Cryptol is a domain specific language for the design, implementation and verification of cryptographic algorithms, developed over the past decade by Galois for the United States National Security Agency. It has been used successfully in a number of projects, and is also in use at Rockwell Collins, Inc.
Cryptol allows a cryptographer to:
- Create a reference specification and associated formal model.
- Quickly refine the specification, in Cryptol, to one or more implementations, trading off space, time, and other performance metrics.
- Compile the implementation for multiple targets, including: C/C++, Haskell, and VHDL/Verilog.
- Equivalence check an implementation against the reference specification, including implementations not produced by Cryptol.
The trial version & docs are here.
First, I think this is really cool.
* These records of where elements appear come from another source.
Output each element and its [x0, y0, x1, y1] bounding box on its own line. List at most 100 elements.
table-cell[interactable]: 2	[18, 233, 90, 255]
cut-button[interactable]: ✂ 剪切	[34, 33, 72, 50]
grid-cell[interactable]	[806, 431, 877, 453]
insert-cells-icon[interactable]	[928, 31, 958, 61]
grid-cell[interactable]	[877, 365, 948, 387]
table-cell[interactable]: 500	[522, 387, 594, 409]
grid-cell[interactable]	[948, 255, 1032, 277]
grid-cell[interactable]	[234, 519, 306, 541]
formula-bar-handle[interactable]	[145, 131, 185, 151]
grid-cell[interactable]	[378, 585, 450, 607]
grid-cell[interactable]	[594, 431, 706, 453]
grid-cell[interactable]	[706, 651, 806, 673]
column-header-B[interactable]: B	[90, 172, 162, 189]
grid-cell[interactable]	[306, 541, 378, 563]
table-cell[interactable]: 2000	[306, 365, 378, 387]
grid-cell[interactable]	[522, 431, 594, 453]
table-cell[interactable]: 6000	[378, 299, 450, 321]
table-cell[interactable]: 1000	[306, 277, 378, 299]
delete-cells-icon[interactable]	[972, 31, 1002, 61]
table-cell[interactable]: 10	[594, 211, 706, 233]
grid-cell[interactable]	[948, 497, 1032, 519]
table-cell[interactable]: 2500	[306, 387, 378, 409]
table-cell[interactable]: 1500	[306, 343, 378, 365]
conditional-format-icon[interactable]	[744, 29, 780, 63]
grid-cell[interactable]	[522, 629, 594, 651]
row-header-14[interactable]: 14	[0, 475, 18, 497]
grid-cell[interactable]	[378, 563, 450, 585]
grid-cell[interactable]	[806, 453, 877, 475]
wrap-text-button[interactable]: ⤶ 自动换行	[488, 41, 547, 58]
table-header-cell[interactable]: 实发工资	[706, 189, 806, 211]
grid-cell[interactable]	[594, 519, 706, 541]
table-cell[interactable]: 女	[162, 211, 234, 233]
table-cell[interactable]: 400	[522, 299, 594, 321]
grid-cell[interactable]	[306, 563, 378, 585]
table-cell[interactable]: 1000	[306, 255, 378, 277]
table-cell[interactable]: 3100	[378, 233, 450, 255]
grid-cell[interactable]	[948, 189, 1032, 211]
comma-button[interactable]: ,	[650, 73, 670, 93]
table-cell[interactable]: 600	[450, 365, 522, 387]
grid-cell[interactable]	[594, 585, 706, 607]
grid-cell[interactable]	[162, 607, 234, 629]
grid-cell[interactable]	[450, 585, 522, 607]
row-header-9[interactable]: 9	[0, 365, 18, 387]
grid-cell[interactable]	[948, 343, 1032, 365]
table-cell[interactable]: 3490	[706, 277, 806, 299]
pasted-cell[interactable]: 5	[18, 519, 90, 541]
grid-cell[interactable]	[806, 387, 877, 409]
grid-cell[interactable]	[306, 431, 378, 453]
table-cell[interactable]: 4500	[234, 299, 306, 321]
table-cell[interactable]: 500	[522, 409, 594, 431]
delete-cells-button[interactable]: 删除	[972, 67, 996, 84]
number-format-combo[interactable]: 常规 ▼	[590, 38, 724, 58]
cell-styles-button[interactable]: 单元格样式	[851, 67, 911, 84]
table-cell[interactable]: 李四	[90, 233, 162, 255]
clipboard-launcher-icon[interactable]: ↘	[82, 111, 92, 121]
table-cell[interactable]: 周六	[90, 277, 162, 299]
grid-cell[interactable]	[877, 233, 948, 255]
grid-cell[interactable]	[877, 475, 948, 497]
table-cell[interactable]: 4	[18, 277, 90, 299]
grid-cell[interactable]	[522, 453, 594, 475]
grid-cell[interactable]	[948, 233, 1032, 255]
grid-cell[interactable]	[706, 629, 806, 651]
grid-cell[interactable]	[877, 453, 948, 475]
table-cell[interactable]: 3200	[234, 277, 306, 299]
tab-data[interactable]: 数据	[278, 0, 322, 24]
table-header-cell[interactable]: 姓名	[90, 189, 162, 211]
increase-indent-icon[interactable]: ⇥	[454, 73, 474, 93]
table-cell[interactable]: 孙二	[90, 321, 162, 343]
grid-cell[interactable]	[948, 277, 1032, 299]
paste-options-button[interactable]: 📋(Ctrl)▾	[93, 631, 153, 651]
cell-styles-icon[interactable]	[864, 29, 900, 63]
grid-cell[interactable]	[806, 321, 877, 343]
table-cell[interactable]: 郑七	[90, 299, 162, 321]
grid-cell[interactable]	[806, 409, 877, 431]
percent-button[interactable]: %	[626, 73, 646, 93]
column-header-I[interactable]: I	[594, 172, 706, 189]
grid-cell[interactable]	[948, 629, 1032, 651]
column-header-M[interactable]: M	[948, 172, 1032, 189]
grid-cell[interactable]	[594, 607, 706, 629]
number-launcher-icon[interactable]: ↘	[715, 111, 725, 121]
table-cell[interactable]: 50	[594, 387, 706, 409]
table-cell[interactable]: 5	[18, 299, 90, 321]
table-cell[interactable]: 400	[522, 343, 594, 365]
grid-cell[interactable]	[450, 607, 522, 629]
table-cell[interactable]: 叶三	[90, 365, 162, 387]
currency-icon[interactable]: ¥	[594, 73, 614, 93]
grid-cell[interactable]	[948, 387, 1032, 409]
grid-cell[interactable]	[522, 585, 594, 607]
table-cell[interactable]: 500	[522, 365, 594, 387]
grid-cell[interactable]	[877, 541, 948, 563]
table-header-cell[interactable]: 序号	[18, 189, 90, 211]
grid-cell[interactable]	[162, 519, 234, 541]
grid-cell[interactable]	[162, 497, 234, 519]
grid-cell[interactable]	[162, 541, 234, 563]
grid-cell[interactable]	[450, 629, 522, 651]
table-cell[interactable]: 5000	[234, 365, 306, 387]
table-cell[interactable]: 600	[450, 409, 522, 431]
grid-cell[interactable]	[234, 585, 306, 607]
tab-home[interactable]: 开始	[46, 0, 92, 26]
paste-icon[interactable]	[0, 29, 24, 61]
I like domain specific languages, and crypto is hard. I really like equivalence checking between models and code. I had some questions, which I’m not yet able to answer, because the trial version doesn’t include the code generation bits, and in part because I’m trying to vacation a little.
My main question came from the manual, which
First off the manual states: “Cryptol has a very flexible notion of the size of data.” (page number 11, section 2.5) I’d paste a longer quote, but the PDF doesn’t seem to encode spaces well. Which is ironic, because what I was interested in is “does the generated code defend against stack overflows well?” In light of the ability to “[trade] off space, time [etc]” I worry that there are a set of options which translate, transparently, into something bad in C.
I worry about this because as important as crypto is, cryptographers have a lot to consider as they design algorithms and systems. As Michael Howard pointed out, the Tokeneer system shipped with a library that may be from 2001, with 23 possible vulns. It was secure for a set of requirements, and if the requirements for Cryptol don’t contain “resist bad input,” then a lot of systems will be in trouble.